Ela é bela, ela é feia; ela é bruxa e é princesa.
Ela é doce e é grosseira. É sorriso e aguaceira.
Tanto chora e tanto ri: chamam isso de histeria.
Mas, no fundo, é longa história:
Reprimia a alegria, escombros escondia,
Encobria o próprio corpo, reduzia a sua luz,
Mas sorria – como sorria. E só sorria.
Não falava, não merecia opinião,
Perdida em meio à multidão
De mulheres meio-humanas, meio-vaso:
Mulher decoração.
Mulheres virgens, pobres donzelas
À espera do príncipe em seu alazão.
Ninguém as regava: suas fozes secavam,
Suas folhas caíam, raízes enrugavam.
Emudecidas em vez de umedecidas,
Não tinham gozo, não tinham orgasmo,
Não tinham o mini membro mutilado,
Mas sua força criadora, o poder de mutação:
Sua libido, liberdade, libertinagem.
Mulher de coração:
Mulher de corpo e alma, melhor a cada dia.

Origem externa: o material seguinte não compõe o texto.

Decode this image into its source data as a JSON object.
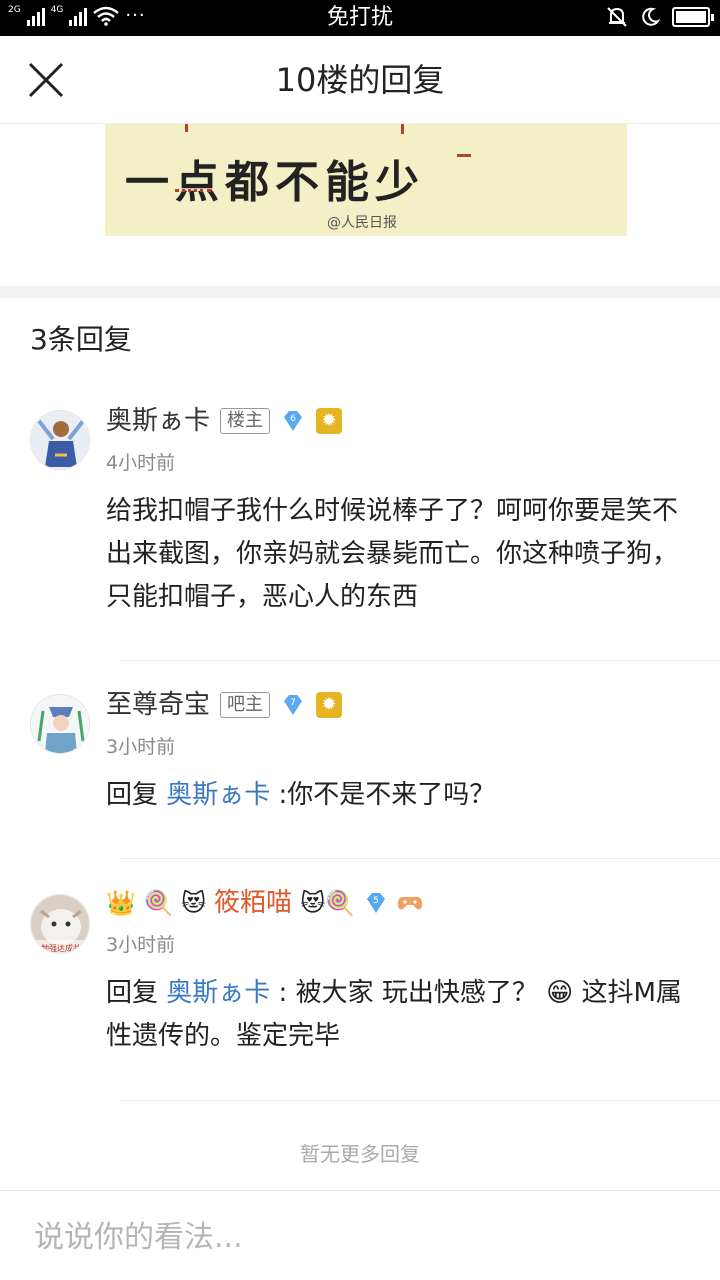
{
  "status_bar": {
    "network_1": "2G",
    "network_2": "4G",
    "more": "···",
    "mode": "免打扰"
  },
  "header": {
    "title": "10楼的回复",
    "close_icon": "close-icon"
  },
  "post_image": {
    "calligraphy": "一点都不能少",
    "watermark": "@人民日报"
  },
  "reply_section": {
    "count_label": "3条回复"
  },
  "replies": [
    {
      "username": "奥斯ぁ卡",
      "role": "楼主",
      "level": "6",
      "time": "4小时前",
      "content": "给我扣帽子我什么时候说棒子了？呵呵你要是笑不出来截图，你亲妈就会暴毙而亡。你这种喷子狗，只能扣帽子，恶心人的东西"
    },
    {
      "username": "至尊奇宝",
      "role": "吧主",
      "level": "7",
      "time": "3小时前",
      "reply_prefix": "回复 ",
      "mention": "奥斯ぁ卡",
      "content": " :你不是不来了吗？"
    },
    {
      "username": "筱粨喵",
      "name_decor_left": "👑 🍭 😻",
      "name_decor_right": "😻🍭",
      "level": "5",
      "time": "3小时前",
      "reply_prefix": "回复 ",
      "mention": "奥斯ぁ卡",
      "content_part1": " : 被大家 玩出快感了？ ",
      "emoji": "😁",
      "content_part2": " 这抖M属性遗传的。鉴定完毕",
      "avatar_caption": "勉强达成共"
    }
  ],
  "footer": {
    "no_more": "暂无更多回复",
    "input_placeholder": "说说你的看法..."
  },
  "colors": {
    "mention": "#3a78c2",
    "fancy_name": "#e0592a",
    "gem": "#5aa9f0",
    "medal": "#e6b422"
  }
}
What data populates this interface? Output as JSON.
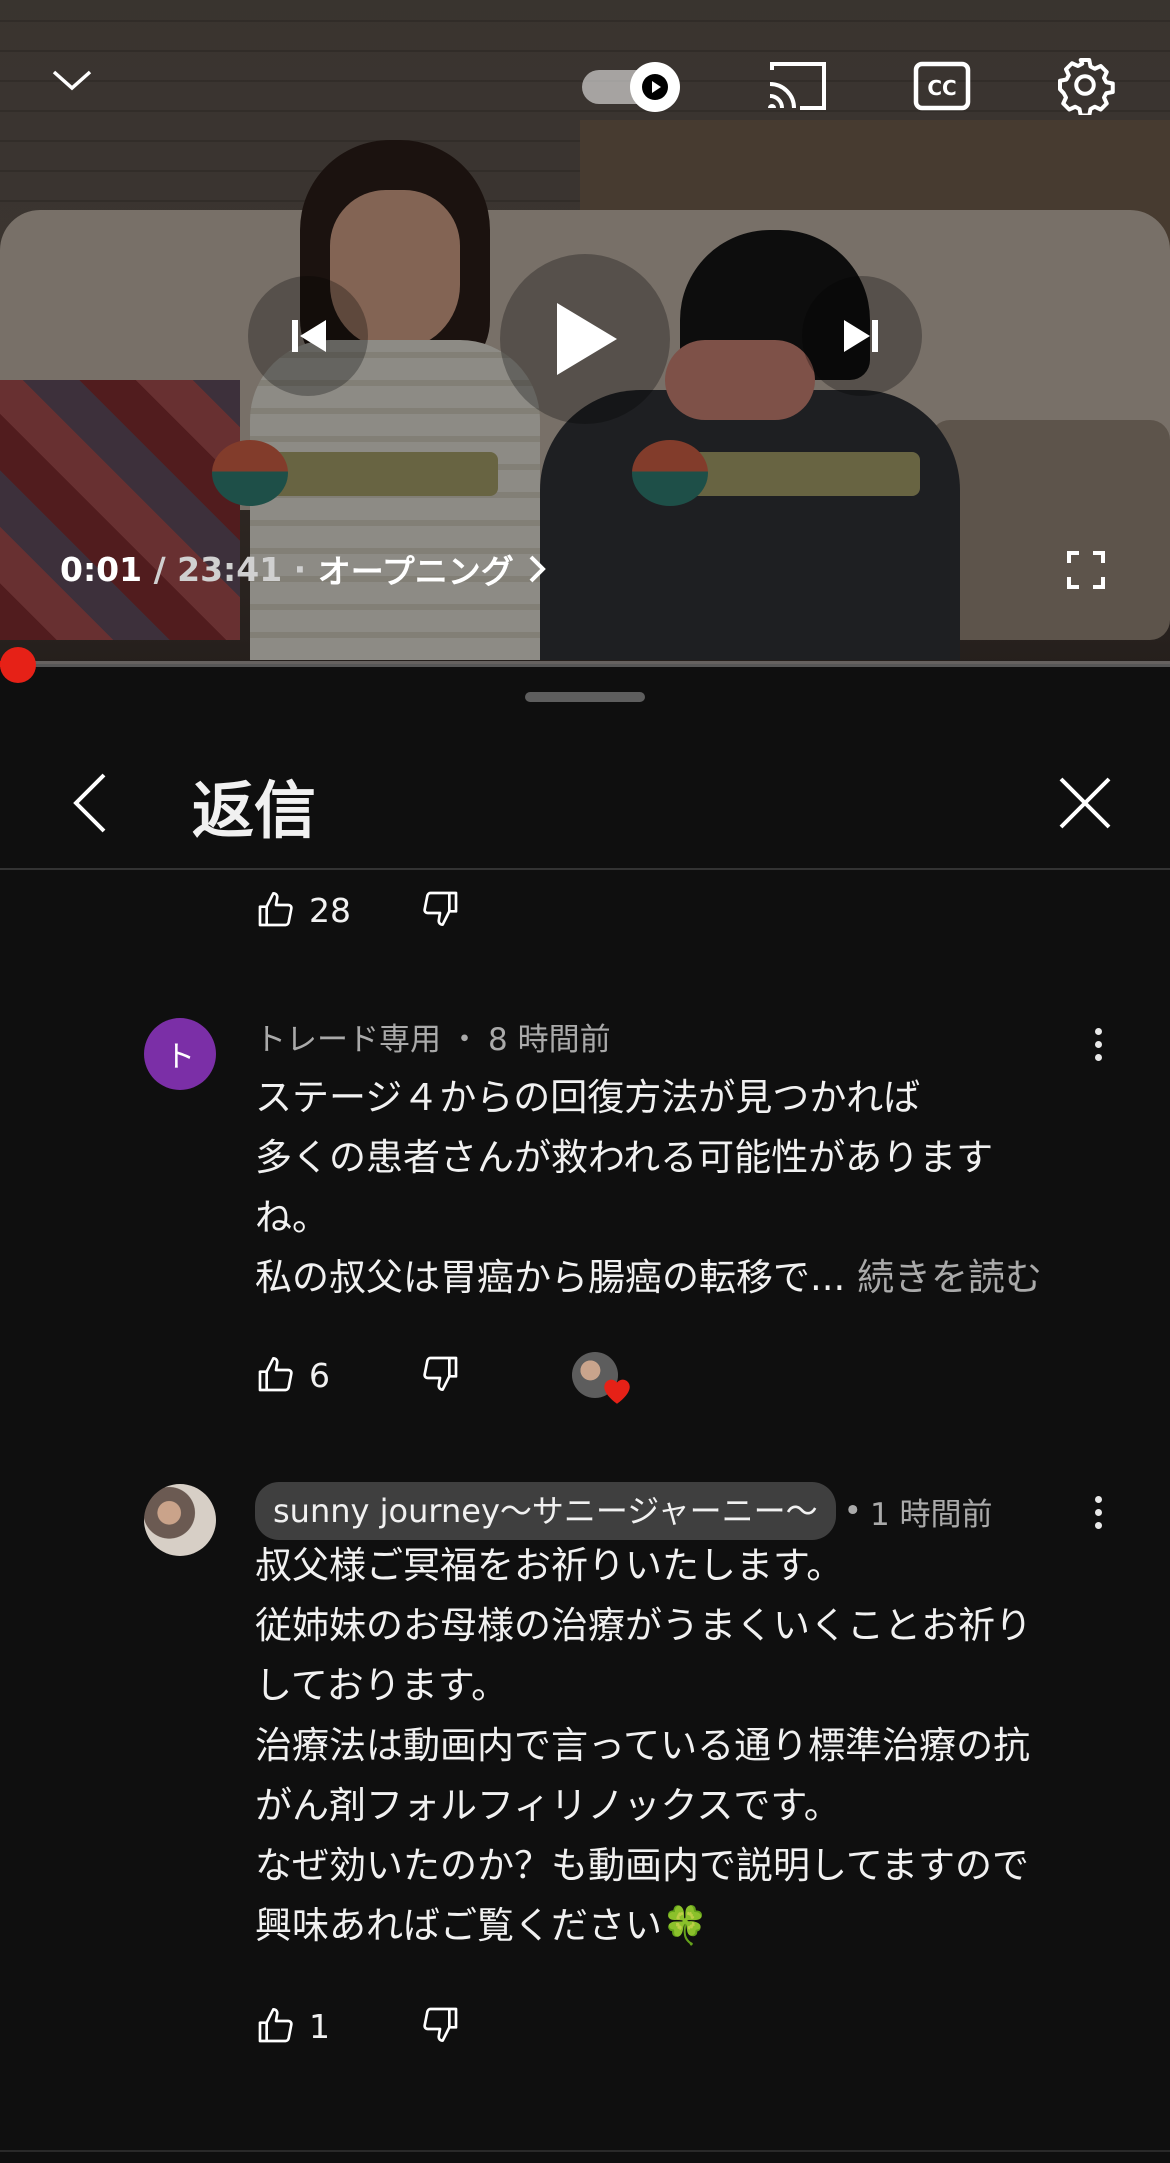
{
  "player": {
    "time_current": "0:01",
    "time_separator": " / ",
    "time_total": "23:41",
    "chapter_separator": " · ",
    "chapter": "オープニング",
    "progress": 0.0007,
    "icons": [
      "chevron-down-icon",
      "autoplay-toggle",
      "cast-icon",
      "cc-icon",
      "settings-icon",
      "previous-icon",
      "play-icon",
      "next-icon",
      "fullscreen-icon"
    ]
  },
  "panel": {
    "title": "返信"
  },
  "top_actions": {
    "like_count": "28"
  },
  "comments": [
    {
      "avatar_letter": "ト",
      "author": "トレード専用",
      "separator": "・",
      "time": "8 時間前",
      "lines": [
        "ステージ４からの回復方法が見つかれば",
        "多くの患者さんが救われる可能性があります",
        "ね。",
        "私の叔父は胃癌から腸癌の転移で..."
      ],
      "read_more": "続きを読む",
      "like_count": "6",
      "creator_heart": true
    },
    {
      "author": "sunny journey〜サニージャーニー〜",
      "separator": "•",
      "time": "1 時間前",
      "lines": [
        "叔父様ご冥福をお祈りいたします。",
        "従姉妹のお母様の治療がうまくいくことお祈り",
        "しております。",
        "治療法は動画内で言っている通り標準治療の抗",
        "がん剤フォルフィリノックスです。",
        "なぜ効いたのか？も動画内で説明してますので",
        "興味あればご覧ください🍀"
      ],
      "like_count": "1"
    }
  ],
  "colors": {
    "background": "#0f0f0f",
    "progress": "#ff0000",
    "avatar_purple": "#7b2fa7",
    "muted_text": "#aaaaaa",
    "heart": "#e62117"
  }
}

Mulher sexo e paixão: melhor ser morte e vida
Que esmorecer contida em vaso de vidro.
Mulher plebeia, rainha, mãe de família,
Deusa da terra, do vento, do fogo e da água,
Potência ancestral fertiliza, acalma, confia,
Merece respeito e muito cuidado: é rebeldia,
Terremoto, maré cheia e ventania.
Você que a injuria tal seu pai e seu irmão,
Tal seu avô, seu bisavô e tataravô,
Por tudo o que ela fez, por tudo o que ela fala,
Esquece ser justo ela que, sem conjectura,
Gera, germina, generosamente dá
Para você, pro seu pai, seu avô e bisavô,
Suas vidas, suas histórias, seus prazeres e histerias,
E a coragem que esmagam ao julgar
A mulher por ser aquilo tudo, transcender aquilo tudo,
Que vocês jamais ousaram ser.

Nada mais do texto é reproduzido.